Mein 60er Geburtstag
Es ist unglaublich, aber es sind schon fast 3 Monates des neuen Jahres vergangen. Vor 5 Monaten hat Ernesto uns verlassen. Als ich am 9. März 60 wurde, erinnerte ich mich an meinen 50. Geburtstag. Ende 2002 wurde bei Ernesto der erste Krebs diagnostiziert. Wir dachten alle, dass der HERR ihn in die himmlische Heimat rufen wollte. Aber Gottes Pläne waren anders. Als am 9. März 2003 mein Geburtstag kam, waren wir sicher, dass er gesund werden würde. Er war gerade zwischen 2 Blöcken von 5 Tagen Chemotherapie und war in der Lage, 15 Min. bei uns am Tisch zu sitzen. Danach legte er sich aufs Bett im Nebenzimmer und wohnte dem Fest in Gesellschaft der beiden Mädchen Samanta und Jordana (Töchter von Roberto Carlos e Rose) bei. Es war eine grosse Freude für uns alle. Er war mager, ohne Haare, im Rollstuhl, aber voller Pläne. Gott war grossartig, er liess ihn noch fast 10 Jahre bei uns, in denen er noch viel im Reich Gottes verwirklichen konnte. Der HERR sei gelobt!

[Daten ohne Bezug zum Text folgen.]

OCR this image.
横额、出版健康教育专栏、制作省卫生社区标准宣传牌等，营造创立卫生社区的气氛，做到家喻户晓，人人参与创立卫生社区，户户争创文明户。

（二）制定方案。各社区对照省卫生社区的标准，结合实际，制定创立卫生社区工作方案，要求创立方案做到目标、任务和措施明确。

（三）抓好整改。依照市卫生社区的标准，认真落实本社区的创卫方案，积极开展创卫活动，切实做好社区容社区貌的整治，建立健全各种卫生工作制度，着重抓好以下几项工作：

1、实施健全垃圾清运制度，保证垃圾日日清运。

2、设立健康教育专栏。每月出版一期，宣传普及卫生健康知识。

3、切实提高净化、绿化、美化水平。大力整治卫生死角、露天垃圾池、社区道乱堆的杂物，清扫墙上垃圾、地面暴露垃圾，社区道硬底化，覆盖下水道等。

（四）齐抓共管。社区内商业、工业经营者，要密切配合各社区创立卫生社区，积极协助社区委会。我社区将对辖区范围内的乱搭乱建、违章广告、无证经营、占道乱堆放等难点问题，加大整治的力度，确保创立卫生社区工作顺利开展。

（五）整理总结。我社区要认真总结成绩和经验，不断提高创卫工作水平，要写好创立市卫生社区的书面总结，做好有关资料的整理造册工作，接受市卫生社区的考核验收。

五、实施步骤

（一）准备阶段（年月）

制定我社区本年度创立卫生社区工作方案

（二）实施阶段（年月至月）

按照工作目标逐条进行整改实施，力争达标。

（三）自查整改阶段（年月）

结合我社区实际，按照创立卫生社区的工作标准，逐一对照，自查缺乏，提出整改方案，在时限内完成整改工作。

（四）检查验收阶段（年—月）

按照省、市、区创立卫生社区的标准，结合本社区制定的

Um meinen 60. Geburtstag zu feiern, schafften es meine Freunde, Roberto Carlos und Familie, mich von Rio de Janeiro weg zu holen. Ich bin seit dem 8. März in Rio Grande do Sul, Südbrasilien Hier in Novo Hamburgo und Umgebung habe ich enge Freunde seit den Jahren 1977 - 1983. Wir schafften es, fast 50 Personen zu in Gemeindehaus der "Biblische Gemeinde Vereint im Herrn" zu versammeln, von der wir Mitgründer waren im Jahr 1980. Es war ser berührend und es hat mich sehr erfreut. Einige erzählten von Erinnerungen aus jener Zeit, und wenn wir mehr Zeit gehabt hätten, hätten noch mehr Personen das Wort ergriffen. Dieses Treffen hat mir neuen Mut gemacht, ich konnte sehen, dass ich hier Freunde habe, wie an keinem anderen Ort. Mein Wunsch ist es, in einigen Jahren hier her zu ziehen. Das habe ich immer zu Ernesto gesagt, wenn er in die himmlische Heimat abberufen würde, würde ich in die Nähe von Roberto Carlos Familie ziehen. Das hat ihn sehr beruhigt, wissend, dass ich hier in Brsilien nicht verlassen sein würde.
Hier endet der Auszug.